# Did I Ruin The Water Pump



## MattFromPA (Aug 31, 2011)

Decided to sanitize the freshwater tank today. Filled it up bleach solution and let it sit for a few hours. Started the water pump from the monitor panel and no flow from the faucets. Cycled the pump off and on a few times and the went outside to investigate. Found a valve inline between the pump and the intake from the holding tank, that was in the off position. Turned the valve on and of course water pressure built up right away. Guess I'm concerned I've caused some harm and the pump will quit on me sometime because of what happened. I have a 21RS, new to me but a 2005. Obviously the pump is still working but running them dry is a no-no. After building up initial pressure the pump is very noisy when turning a faucet on. Not sure if that noise is the pump or a vibration in the plumbing. Thanks in advance for ideas.

Good news is we're taking it out this weekend, to a spot with full hookups so I won't be needing the pump right away.


----------



## CJ999 (Aug 11, 2005)

I left my water pump on for a few hours on the drive home one time a few years ago while the water tank was empty. I figured I'd probably fried it but it works fine to this day.... knock on wood.


----------



## CamperAndy (Aug 26, 2004)

Very unlikely that you did any damage but moving the hoses around could have placed them so they make contact to something that is now amplifying the noise the pump makes.


----------



## RDS (Jul 20, 2011)

MattFromPA said:


> Decided to sanitize the freshwater tank today. Filled it up bleach solution and let it sit for a few hours. Started the water pump from the monitor panel and no flow from the faucets. Cycled the pump off and on a few times and the went outside to investigate. Found a valve inline between the pump and the intake from the holding tank, that was in the off position. Turned the valve on and of course water pressure built up right away. Guess I'm concerned I've caused some harm and the pump will quit on me sometime because of what happened. I have a 21RS, new to me but a 2005. Obviously the pump is still working but running them dry is a no-no. After building up initial pressure the pump is very noisy when turning a faucet on. Not sure if that noise is the pump or a vibration in the plumbing. Thanks in advance for ideas.
> 
> Good news is we're taking it out this weekend, to a spot with full hookups so I won't be needing the pump right away.

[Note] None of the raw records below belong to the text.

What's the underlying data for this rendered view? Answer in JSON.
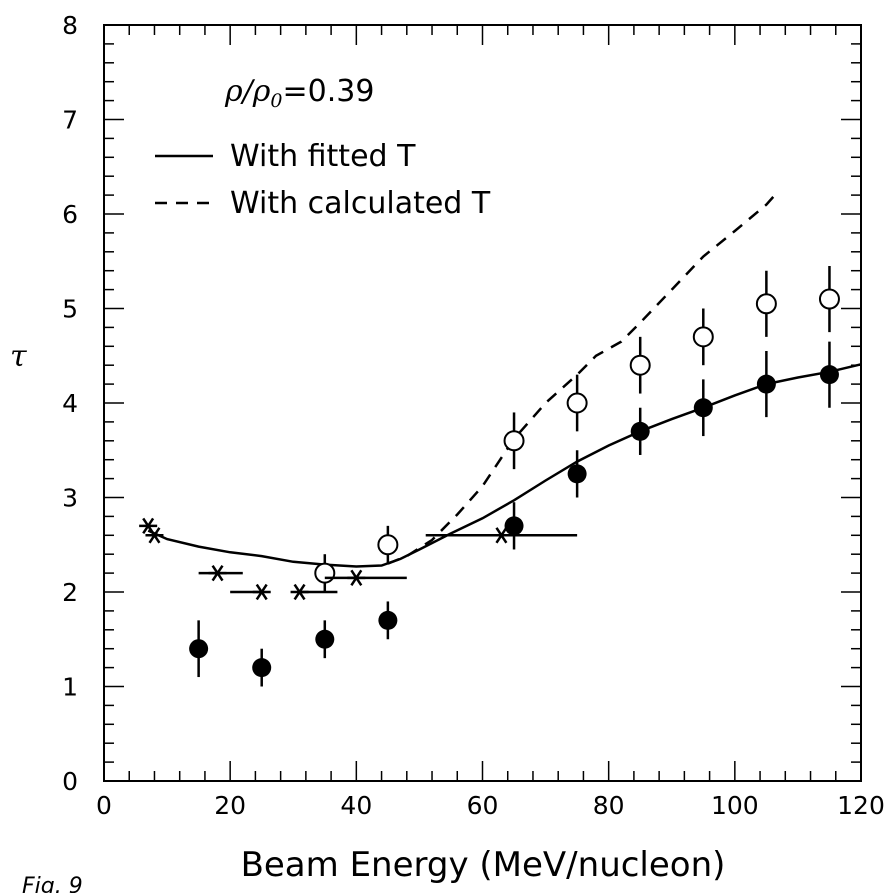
{
  "chart_data": {
    "type": "scatter",
    "xlabel": "Beam Energy (MeV/nucleon)",
    "ylabel": "τ",
    "xlim": [
      0,
      120
    ],
    "ylim": [
      0,
      8
    ],
    "x_ticks": [
      "0",
      "20",
      "40",
      "60",
      "80",
      "100",
      "120"
    ],
    "y_ticks": [
      "0",
      "1",
      "2",
      "3",
      "4",
      "5",
      "6",
      "7",
      "8"
    ],
    "grid": false,
    "annotation": {
      "rho_symbol": "ρ/ρ",
      "rho_subscript": "0",
      "rho_value": "=0.39"
    },
    "legend": {
      "placement": "top-left",
      "entries": [
        "With fitted T",
        "With calculated T"
      ]
    },
    "caption": "Fig. 9",
    "series": [
      {
        "name": "With fitted T",
        "kind": "line",
        "style": "solid",
        "x": [
          7,
          10,
          15,
          20,
          25,
          30,
          35,
          40,
          44,
          47,
          50,
          55,
          60,
          65,
          70,
          75,
          80,
          85,
          90,
          95,
          100,
          105,
          110,
          115,
          120
        ],
        "y": [
          2.65,
          2.56,
          2.48,
          2.42,
          2.38,
          2.32,
          2.29,
          2.27,
          2.28,
          2.35,
          2.45,
          2.62,
          2.78,
          2.97,
          3.18,
          3.38,
          3.55,
          3.7,
          3.83,
          3.95,
          4.08,
          4.2,
          4.27,
          4.33,
          4.41
        ]
      },
      {
        "name": "With calculated T",
        "kind": "line",
        "style": "dashed",
        "x": [
          45,
          48,
          52,
          56,
          60,
          65,
          70,
          75,
          78,
          82,
          85,
          90,
          95,
          100,
          105,
          107
        ],
        "y": [
          2.3,
          2.38,
          2.55,
          2.82,
          3.12,
          3.62,
          4.0,
          4.3,
          4.5,
          4.65,
          4.85,
          5.2,
          5.55,
          5.82,
          6.1,
          6.25
        ]
      },
      {
        "kind": "open-circles",
        "x": [
          35,
          45,
          65,
          75,
          85,
          95,
          105,
          115
        ],
        "y": [
          2.2,
          2.5,
          3.6,
          4.0,
          4.4,
          4.7,
          5.05,
          5.1
        ],
        "err": [
          0.2,
          0.2,
          0.3,
          0.3,
          0.3,
          0.3,
          0.35,
          0.35
        ]
      },
      {
        "kind": "filled-circles",
        "x": [
          15,
          25,
          35,
          45,
          65,
          75,
          85,
          95,
          105,
          115
        ],
        "y": [
          1.4,
          1.2,
          1.5,
          1.7,
          2.7,
          3.25,
          3.7,
          3.95,
          4.2,
          4.3
        ],
        "err": [
          0.3,
          0.2,
          0.2,
          0.2,
          0.25,
          0.25,
          0.25,
          0.3,
          0.35,
          0.35
        ]
      },
      {
        "kind": "stars",
        "x": [
          7,
          8,
          18,
          25,
          31,
          40,
          63
        ],
        "y": [
          2.7,
          2.6,
          2.2,
          2.0,
          2.0,
          2.15,
          2.6
        ],
        "xerr_left": [
          0,
          0,
          3,
          5,
          0,
          5,
          12
        ],
        "xerr_right": [
          0,
          0,
          4,
          0,
          6,
          8,
          12
        ]
      }
    ]
  }
}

I have a 04 21rs and it too was very noisey. I installed a small accumulator with flexible line to and from the pump now you can barely tell it's on.

Good luck with the new TT


----------



## Lmbevard (Mar 18, 2006)

For some reason, rather it that some air get caught in the pump or something else, our pump will be super noisy and at other times not as much. These type of pumps are designed to run dry without problems as long as it's not for hours at time







. There are ways to quiet it down or if you want to replace it, for a hundred more than the cheapest pumps you can get a variable speed one that is super quiet.


----------